Other Iranian Web sites, including the official site for Supreme Leader Ayatollah Ali Khamenei, were able to be viewed.
It’s the latest in a widening front of attempts at cyberattacks by activists and others. Last week, Defense Secretary Robert M. Gates ordered the creation of a new military cybercommand that will coordinate the Pentagon’s efforts to defend its networks and conduct cyberwarfare.
In the Iranian showdown, the co-founder of the Open Source Initiative, Eric S. Raymond, has launched a site called NedaNet, after 27-year-old Neda Agha Soltan, who became a global symbol of the postelection protest after videos of her death by gunfire was posted on Web sites.
Mr. Raymond described his site as a place for hackers and Iranian protest movement sympathizers from around the world to team up in developing a system of proxy sites that cloak the location of users in Iran from the Iranian government.
Iranian authorities have launched a wide-ranging clampdown on many Web sites, including blogs, independent news outlets and sites linked to opposition leader Mir Hossein Mousavi, who claims the June 12 presidential election was rigged to hand victory to President Mahmoud Ahmadinejad.
On Saturday, Mr. Raymond reported the group would be forced to change some of its tactics because the Iranian government had “upped the level of Internet censorship it’s engaging in.” Iranian government monitors were inspecting traffic more closely to see if users were accessing blocked Web sites, he said.
“We’re trying to provide a covert communication channel for dissenters and revolutionaries to organize through,” said Mr. Raymond in a telephone interview with the AP.
Mr. Raymond said a team of six hackers spends its days writing software to help Iranian Web users bypass state controls. More than 1,000 other people have offered bandwidth on servers to host proxy sites.
A Web page titled “Freedom Sucker” shows eight Iranian government sites, including Mr. Ahmadinejad’s blog, that are under a constant, automated attack by the page’s anonymous creator. Every second, the page attempts to reboot the pages in an attempt to overload them.
Other groups are also working to create Internet havens for Iranians, including a group called Project Hydra and the Free Net project. Mr. Raymond said that many of the groups are wary of allowing media interviews because hackers tend to operate in anonymity.
Meanwhile, the average Web surfer can simulate an attack on an Iranian state news organization of their choice.
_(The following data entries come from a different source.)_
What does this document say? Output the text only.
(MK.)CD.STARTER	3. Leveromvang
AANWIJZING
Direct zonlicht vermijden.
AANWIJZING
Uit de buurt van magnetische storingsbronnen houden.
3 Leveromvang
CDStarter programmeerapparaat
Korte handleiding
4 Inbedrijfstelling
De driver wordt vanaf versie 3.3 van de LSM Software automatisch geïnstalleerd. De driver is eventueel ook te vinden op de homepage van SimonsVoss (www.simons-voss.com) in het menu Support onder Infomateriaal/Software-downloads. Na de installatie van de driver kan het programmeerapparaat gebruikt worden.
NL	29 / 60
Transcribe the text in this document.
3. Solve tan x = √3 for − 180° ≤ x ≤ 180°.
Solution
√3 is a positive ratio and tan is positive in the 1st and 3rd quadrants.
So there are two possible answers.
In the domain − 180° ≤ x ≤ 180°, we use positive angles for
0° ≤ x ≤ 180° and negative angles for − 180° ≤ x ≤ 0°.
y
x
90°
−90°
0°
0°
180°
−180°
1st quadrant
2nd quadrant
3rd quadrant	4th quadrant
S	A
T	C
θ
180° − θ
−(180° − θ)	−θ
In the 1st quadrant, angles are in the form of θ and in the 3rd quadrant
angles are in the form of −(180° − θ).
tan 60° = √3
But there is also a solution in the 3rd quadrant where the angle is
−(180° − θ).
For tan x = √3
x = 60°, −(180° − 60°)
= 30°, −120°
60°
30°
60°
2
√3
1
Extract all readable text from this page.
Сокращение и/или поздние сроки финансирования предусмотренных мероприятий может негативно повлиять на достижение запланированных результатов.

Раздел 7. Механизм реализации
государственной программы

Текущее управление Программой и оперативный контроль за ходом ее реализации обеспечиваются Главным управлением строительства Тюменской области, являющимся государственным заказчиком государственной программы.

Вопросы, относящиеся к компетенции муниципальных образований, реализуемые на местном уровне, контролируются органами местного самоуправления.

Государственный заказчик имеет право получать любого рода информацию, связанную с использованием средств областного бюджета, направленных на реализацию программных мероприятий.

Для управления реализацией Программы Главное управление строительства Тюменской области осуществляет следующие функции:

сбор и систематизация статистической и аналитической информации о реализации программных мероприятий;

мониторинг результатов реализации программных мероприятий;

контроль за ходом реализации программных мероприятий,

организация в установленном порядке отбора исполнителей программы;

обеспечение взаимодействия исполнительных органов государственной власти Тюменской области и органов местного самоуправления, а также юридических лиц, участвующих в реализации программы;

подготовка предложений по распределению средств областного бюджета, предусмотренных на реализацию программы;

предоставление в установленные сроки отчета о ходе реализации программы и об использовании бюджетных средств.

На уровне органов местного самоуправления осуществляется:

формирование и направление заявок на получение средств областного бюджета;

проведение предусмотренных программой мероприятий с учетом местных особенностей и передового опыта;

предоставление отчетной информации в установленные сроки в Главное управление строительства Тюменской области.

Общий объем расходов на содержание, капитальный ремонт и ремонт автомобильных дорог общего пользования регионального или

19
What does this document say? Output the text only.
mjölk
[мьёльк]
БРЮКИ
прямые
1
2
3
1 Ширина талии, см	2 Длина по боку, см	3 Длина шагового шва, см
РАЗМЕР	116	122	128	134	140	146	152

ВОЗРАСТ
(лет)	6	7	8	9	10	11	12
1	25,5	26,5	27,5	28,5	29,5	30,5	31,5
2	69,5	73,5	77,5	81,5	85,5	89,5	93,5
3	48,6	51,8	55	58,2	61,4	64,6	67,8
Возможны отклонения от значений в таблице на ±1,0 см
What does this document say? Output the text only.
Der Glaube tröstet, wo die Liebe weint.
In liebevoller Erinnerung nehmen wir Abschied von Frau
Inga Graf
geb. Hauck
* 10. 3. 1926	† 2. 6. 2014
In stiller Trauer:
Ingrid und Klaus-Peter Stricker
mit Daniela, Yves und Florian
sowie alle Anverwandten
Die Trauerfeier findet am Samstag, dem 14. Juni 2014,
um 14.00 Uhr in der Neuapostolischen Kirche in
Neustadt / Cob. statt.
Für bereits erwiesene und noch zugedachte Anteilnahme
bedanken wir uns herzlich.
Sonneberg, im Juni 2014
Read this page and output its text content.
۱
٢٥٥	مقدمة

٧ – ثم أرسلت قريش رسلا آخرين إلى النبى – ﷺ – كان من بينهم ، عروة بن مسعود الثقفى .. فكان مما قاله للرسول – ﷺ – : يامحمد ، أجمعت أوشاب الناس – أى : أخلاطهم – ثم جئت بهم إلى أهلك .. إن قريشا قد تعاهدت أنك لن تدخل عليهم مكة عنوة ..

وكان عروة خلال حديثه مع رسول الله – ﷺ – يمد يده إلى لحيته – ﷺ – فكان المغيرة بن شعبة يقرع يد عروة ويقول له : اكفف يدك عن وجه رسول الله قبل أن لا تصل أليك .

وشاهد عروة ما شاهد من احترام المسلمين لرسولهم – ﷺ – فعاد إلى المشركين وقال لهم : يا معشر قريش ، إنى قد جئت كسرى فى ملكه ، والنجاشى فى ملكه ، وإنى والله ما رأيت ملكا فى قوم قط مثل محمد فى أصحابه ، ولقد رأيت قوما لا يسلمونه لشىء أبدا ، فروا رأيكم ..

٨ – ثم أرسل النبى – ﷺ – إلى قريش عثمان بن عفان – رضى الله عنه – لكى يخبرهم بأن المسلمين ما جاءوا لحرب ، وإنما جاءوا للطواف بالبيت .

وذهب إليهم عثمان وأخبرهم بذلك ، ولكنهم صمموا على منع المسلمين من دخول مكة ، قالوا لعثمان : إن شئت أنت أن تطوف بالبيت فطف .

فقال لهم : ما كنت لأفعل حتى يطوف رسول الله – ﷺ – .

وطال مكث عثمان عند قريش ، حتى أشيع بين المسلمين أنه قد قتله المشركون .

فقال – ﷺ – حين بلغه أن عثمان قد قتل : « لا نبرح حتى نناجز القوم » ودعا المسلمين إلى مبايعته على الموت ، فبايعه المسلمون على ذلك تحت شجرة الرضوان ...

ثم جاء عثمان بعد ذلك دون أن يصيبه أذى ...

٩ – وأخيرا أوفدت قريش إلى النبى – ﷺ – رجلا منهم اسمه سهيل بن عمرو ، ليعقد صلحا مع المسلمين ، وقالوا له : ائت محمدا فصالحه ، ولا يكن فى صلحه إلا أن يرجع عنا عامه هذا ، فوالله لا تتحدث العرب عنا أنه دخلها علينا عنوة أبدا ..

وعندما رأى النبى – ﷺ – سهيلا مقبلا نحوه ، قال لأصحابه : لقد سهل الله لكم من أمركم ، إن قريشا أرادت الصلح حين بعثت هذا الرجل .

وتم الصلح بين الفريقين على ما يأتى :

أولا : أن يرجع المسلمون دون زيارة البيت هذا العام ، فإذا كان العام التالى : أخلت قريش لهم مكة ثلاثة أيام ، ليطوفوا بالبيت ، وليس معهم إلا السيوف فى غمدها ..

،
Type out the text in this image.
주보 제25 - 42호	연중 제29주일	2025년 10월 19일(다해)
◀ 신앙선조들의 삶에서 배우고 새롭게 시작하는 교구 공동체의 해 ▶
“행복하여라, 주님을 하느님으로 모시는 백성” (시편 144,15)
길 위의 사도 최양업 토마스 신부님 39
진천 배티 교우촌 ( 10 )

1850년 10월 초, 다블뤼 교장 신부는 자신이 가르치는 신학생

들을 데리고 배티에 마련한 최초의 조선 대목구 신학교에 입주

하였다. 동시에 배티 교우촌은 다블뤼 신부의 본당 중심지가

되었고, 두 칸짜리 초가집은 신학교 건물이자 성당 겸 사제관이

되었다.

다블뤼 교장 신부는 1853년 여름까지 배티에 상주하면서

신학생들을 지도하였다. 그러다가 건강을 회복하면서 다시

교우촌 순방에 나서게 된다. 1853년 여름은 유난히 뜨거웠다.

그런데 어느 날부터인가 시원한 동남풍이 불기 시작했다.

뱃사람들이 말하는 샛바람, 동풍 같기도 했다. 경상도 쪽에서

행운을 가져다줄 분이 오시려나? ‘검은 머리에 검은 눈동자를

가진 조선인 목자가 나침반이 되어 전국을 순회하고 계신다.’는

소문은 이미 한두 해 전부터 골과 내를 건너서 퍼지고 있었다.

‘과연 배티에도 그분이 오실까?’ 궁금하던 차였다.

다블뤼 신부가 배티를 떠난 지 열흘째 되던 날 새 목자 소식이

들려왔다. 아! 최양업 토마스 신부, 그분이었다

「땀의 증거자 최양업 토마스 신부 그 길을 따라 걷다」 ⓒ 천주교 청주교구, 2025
A Web site “War, war, until victory” allows visitors to engage in symbolic hacktivism and was developed by an Iranian blogger from Isfahan.
With the click of a button, an attack is simulated on the Web sites, including IRNA and other state news organizations.
“These buttons are only a way for the frustrations of young people to be settled, and in reality, are only an attack on their sorrows,” the site’s administrator wrote in an e-mail to the AP. The administrator commented on the condition of anonymity because of fears of government reprisals.
Cyberattacks have been around for years, but have gained increasing attention from governments and security services since Russian hackers waged a high-profile blitz on Estonia’s government and private-sector Web sites in May 2007. In response, NATO set up an Estonia-based cyberdefense center and plans to include cyberdefense in NATO exercises.